Well, that brings us back to the ever-trendy tool commonly advocated by the “self-defense” web sites Google tends to pull up. That handgun. Street legal in North Dakota and Minnesota, nowadays, with a permit, although you can’t tote heat on campus. But in the mall lot, probably.
I don’t like hunting, and I don’t like guns. But the reality for most women (and lots of tae kwon duffers, too) is the only thing that truly will size them up in a fracas with a street-hardened criminal is a gun. Smith & Wesson used to include this little ditty with its handguns: “Have no fear of any man, no matter what his size; if danger threatens, call on me, and I will equalize.”
I am in favor of gun control, despite that I hold those concealed carry permits. I believe everyone who wants to shoot a handgun ought to be required to complete an extensive course in gun use and safety—far beyond the little day-long thing Minnesota requires, more like drivers’ ed training—and I believe a firearm license ought to be mandatory, concealed carry or not. Why? Because this will do a lot to assure that you’ll really know how to use that gun should the worst befall you.
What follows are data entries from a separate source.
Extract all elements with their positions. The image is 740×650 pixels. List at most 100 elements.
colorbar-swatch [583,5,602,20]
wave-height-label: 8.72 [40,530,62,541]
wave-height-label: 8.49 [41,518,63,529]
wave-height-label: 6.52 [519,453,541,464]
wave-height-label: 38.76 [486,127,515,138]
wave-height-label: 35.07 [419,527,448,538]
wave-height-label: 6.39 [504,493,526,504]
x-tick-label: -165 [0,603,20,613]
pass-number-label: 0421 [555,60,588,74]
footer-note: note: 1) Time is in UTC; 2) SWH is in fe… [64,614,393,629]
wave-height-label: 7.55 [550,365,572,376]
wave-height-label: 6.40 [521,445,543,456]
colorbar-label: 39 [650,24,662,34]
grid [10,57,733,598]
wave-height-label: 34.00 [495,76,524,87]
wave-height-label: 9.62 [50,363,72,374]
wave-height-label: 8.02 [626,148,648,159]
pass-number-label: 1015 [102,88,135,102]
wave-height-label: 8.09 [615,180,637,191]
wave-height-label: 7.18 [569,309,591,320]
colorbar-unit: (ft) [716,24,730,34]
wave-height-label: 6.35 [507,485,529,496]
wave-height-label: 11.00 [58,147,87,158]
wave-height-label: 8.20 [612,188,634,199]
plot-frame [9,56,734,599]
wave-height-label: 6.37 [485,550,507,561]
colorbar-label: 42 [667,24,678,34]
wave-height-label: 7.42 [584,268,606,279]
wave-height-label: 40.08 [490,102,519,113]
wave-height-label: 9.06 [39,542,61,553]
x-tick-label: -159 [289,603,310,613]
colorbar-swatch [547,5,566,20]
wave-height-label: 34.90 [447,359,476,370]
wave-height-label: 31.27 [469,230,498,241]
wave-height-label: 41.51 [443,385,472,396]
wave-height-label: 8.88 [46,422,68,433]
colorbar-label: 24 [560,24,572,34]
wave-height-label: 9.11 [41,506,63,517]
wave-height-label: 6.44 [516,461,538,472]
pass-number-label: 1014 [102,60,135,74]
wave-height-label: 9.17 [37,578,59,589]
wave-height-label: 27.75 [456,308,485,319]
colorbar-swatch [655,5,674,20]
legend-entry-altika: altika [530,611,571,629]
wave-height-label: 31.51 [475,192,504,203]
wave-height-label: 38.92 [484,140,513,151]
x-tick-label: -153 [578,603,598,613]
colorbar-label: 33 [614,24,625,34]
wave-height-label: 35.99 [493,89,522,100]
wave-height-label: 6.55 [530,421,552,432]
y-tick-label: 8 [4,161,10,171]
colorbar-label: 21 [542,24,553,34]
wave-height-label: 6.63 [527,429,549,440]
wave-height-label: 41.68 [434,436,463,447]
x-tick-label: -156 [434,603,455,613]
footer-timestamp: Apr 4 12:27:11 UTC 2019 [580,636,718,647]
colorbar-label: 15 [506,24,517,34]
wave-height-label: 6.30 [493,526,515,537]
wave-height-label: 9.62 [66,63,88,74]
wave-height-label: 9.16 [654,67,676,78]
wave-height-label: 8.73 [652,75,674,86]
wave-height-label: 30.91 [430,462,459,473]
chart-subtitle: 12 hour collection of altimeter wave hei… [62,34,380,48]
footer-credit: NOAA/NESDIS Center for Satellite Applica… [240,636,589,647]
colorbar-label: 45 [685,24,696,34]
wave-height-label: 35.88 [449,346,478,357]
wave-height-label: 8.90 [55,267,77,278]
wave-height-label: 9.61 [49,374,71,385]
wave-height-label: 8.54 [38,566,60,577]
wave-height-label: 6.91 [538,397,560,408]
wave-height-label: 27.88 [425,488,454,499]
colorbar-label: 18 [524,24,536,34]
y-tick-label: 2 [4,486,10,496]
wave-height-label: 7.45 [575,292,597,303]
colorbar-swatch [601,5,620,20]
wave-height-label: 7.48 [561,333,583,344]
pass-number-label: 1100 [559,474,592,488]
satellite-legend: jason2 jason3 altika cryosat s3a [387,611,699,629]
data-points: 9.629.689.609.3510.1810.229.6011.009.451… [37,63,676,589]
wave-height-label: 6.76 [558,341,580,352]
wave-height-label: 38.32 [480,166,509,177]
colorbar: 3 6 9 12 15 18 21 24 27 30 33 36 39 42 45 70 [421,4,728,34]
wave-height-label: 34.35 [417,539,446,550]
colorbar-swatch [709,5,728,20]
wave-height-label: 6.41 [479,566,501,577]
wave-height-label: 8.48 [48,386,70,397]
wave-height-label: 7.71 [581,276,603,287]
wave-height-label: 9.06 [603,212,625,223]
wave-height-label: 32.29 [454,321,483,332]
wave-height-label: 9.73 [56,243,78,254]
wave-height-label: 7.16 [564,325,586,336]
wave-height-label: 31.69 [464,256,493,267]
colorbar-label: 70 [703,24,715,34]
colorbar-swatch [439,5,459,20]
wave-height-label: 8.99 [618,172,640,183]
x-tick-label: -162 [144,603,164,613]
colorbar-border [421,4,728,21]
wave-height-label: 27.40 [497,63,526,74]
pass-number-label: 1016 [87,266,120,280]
If you hardly ever shoot your self-defense gun, you won’t be able to make it work for you when you need it. What's more, you have to have the training to recognize whether you have the ability to actually, if necessary, shoot another person. Without the training, you won’t really be able to assess your mental response to shooting a human being. And if you can’t shoot, then you’d better not carry a gun. Because it’s darned likely your attacker won’t have any problem grabbing your weapon and shooting you.
Good luck, and remember: you still have the right to walk in public places without fearing for your life. Even if you are alone. Even if it is dark out. Knowing what you’d do in case of attack gives you a more confident air, which in itself may be enough to persuade the attacker to stay home with his porn sites.